“His message had less to do with cultural conservatism than it had to do economic opportunity and government reform,” English recalled. “In his first race, he was getting union endorsements.”
But over the course of his congressional career, first in the House and then in the Senate, Santorum slowly adopted more uncompromising stands on the most divisive issues, from gay marriage to abortion rights to the role of religion in government. And those are the issues that came to define his presidential campaign.
Some who knew Santorum saw a shrewd political calculation in his evolution, aimed at currying favor with the evangelical and religious wing of the Republican Party.
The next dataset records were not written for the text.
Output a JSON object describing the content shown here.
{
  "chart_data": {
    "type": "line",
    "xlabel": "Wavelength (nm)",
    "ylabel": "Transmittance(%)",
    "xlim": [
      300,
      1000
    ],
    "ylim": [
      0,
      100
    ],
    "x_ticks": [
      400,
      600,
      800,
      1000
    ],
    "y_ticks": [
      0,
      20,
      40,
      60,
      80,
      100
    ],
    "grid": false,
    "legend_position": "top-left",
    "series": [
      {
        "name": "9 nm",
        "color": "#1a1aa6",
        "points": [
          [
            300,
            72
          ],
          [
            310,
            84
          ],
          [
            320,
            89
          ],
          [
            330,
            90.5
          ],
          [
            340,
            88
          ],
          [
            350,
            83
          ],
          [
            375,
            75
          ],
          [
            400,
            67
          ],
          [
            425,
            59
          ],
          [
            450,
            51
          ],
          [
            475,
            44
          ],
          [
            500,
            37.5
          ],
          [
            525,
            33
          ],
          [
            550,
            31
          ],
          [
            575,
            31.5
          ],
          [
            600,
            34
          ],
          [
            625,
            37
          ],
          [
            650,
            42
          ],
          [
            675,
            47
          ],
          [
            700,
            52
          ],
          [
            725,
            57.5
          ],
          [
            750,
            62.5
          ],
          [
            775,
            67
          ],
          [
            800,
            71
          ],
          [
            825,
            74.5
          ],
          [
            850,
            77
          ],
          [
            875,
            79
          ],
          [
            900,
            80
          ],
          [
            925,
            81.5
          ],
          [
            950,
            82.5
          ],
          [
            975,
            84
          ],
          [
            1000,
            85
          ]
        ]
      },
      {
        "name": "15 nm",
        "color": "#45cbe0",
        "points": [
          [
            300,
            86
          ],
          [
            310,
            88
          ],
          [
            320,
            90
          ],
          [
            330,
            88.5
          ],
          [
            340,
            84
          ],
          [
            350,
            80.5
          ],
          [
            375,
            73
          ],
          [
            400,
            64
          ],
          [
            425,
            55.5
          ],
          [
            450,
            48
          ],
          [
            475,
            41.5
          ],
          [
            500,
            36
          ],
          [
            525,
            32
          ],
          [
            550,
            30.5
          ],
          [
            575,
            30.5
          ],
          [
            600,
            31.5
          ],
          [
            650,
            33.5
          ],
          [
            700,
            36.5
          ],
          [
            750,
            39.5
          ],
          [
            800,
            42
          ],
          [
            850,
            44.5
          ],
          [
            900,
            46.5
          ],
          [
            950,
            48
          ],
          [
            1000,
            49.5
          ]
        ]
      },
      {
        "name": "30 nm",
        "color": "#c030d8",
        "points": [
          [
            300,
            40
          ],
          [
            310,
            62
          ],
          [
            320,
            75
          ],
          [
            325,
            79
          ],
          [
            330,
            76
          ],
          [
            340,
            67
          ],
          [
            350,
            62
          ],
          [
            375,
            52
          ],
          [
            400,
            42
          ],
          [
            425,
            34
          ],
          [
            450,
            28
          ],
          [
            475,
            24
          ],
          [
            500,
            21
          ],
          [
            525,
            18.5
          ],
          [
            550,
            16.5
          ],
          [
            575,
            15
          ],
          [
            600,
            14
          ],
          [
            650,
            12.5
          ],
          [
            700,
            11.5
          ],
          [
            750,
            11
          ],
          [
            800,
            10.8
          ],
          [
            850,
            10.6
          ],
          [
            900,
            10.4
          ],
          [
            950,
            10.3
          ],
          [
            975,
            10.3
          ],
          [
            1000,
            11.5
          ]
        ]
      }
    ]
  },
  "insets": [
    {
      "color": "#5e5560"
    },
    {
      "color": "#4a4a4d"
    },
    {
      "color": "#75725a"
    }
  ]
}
Friends and supporters counter that life experiences—many of them rooted in raising his family of seven children with Karen—have naturally made him the politician he is today.
Particularly influential was the loss of their son, Gabriel, in 1996. Born prematurely, he died two hours after birth, at the same time that the debate over partial-birth abortion was raging in the Senate. Santorum became one of the most passionate and vocal opponents of the procedure.
“It makes you stronger in your faith and brings you closer together when you have a tragedy like that,” Dan Santorum said. “It gives you just a stronger will.”
Jeff Coleman, who worked briefly in Santorum’s congressional office and remains an ally, said it was always clear that his marriage and his faith were his first priorities. That meant working his schedule around around Sunday Mass and home-schooling sessions, Coleman said, and taking precautions to protect his marriage. For example, Santorum would not meet behind closed doors with a female staff member alone. “It’s obvious that their faith has deepened together tremendously and out of that faith has come this joint sense of mission and responsibility,” Coleman said.
Many point out, too, that if Santorum was looking to do the politically expedient thing, he would avoid some of the social issues that tended to knock him off message at various points in the campaign and in his career. “Sometimes there would be things he would say that you kind of cringe at, and I know staff would say ‘Jesus, Rick!’ ” Green said. “But that’s him, and you’re not going to change him, and you kind of wish sometimes it was massaged a little bit.”
The sense of righteous purpose that Rick and Karen Santorum infuse into their politics is what makes them attractive to social conservatives—and completely unpalatable to other voters.
“The best way to put it in terms of Rick and Karen’s marriage, it is what has helped him be the authentic candidate and politician that he is,” said Michael Geer, president of the Pennsylvania Family Institute, who has known Santorum since shortly after he was elected to Congress. “He is who he says he is.”